Cinque anni dopo, delle associazioni di consumatori britannici hanno scoperto gli altarini ed hanno intentato, il 30 novembre scorso, un’azione di gruppo contro la multinazionale, alla quale rimproverano di aver messo una microspia nel loro telefono. Visto il numero di inglesi che potrebbero partecipare alla denuncia collettiva, il gigante del net rischia di dover pagare indennizzi per parecchie centinaia di milioni di euro, più una forte multa inflitta dalla giustizia britannica.
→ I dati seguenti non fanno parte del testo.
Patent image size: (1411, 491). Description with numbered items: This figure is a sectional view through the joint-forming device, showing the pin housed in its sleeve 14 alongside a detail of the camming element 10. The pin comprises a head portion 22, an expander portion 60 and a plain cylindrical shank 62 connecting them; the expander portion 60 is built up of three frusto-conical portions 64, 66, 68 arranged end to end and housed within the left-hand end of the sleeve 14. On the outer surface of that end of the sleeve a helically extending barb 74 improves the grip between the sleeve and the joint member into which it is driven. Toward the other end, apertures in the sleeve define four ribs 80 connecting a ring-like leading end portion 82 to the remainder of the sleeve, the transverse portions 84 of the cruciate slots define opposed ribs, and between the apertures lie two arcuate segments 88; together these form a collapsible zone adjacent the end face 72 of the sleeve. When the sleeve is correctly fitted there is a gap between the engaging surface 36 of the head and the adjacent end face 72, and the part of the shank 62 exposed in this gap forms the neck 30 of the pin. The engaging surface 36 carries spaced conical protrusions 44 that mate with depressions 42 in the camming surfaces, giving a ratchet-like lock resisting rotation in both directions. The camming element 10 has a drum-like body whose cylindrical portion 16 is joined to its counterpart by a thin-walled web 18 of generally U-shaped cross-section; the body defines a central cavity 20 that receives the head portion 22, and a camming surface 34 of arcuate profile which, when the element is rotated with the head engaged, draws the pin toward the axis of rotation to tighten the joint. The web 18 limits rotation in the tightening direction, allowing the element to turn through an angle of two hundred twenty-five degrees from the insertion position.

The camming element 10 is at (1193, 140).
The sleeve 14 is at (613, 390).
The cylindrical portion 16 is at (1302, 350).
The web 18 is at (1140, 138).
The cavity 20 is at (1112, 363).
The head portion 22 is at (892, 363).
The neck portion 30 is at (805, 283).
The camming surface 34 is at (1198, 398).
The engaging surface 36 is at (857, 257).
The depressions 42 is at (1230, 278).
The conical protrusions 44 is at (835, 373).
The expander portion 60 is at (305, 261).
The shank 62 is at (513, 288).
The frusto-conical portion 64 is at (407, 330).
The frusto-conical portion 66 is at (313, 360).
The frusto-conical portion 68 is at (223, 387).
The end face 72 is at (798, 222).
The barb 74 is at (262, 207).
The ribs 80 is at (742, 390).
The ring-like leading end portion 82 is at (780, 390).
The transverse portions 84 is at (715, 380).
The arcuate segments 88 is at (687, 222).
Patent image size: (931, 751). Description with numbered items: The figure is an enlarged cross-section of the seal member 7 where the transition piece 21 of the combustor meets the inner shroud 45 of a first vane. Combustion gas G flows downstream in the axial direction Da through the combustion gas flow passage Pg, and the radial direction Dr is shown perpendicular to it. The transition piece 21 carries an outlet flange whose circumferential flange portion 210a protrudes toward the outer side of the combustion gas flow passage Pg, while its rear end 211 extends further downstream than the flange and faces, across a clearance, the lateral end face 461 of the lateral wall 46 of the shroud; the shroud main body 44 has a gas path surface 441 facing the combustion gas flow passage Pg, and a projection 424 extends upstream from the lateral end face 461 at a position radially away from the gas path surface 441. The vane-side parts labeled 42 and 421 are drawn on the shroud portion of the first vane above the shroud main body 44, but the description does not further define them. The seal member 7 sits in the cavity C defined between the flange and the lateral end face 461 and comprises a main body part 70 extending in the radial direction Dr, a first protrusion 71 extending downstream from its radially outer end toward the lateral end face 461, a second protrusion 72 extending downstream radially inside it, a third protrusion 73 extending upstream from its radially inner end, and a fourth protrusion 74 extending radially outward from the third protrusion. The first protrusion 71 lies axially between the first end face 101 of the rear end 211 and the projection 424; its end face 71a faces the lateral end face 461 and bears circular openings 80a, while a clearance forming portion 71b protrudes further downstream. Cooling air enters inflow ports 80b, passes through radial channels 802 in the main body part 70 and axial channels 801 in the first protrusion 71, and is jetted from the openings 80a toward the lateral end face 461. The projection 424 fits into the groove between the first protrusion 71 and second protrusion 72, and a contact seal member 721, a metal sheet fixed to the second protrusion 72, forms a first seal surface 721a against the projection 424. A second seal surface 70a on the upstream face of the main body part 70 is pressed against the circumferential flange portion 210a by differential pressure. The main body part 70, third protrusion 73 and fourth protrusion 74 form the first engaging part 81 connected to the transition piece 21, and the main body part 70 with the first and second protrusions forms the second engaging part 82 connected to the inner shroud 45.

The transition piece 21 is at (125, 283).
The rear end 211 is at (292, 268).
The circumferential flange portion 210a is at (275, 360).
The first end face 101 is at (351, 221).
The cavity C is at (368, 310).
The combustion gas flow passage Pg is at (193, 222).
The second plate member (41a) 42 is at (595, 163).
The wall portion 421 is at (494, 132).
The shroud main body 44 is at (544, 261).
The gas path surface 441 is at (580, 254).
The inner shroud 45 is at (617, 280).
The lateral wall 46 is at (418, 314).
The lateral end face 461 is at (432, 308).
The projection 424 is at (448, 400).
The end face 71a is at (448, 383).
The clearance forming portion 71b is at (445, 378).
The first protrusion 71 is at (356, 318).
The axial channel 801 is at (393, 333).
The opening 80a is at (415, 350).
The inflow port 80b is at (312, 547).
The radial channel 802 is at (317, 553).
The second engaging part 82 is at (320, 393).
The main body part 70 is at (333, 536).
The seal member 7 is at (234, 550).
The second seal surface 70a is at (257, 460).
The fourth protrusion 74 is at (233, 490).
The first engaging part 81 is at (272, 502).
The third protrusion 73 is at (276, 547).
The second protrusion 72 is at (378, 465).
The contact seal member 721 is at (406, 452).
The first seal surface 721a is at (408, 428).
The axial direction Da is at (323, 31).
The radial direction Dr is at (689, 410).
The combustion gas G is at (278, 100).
Cinque anni fa, Google si era fatto beccare negli USA per le stesse pratiche. Era stato condannato a versare 22,5 milioni di dollari all’Amministrazione e 17 milioni a 38 Stati americani per violazione della vita privata degli internauti. A fronte di questi 39,5 milioni persi, tuttavia, l’azienda di Mountain View realizza ogni anno profitti pari a 19 miliardi di dollari. A un prezzo simile, Google puo’ sempre pensare che il consumatore che si ribella « puo’ essere considerato come un’anomalia ».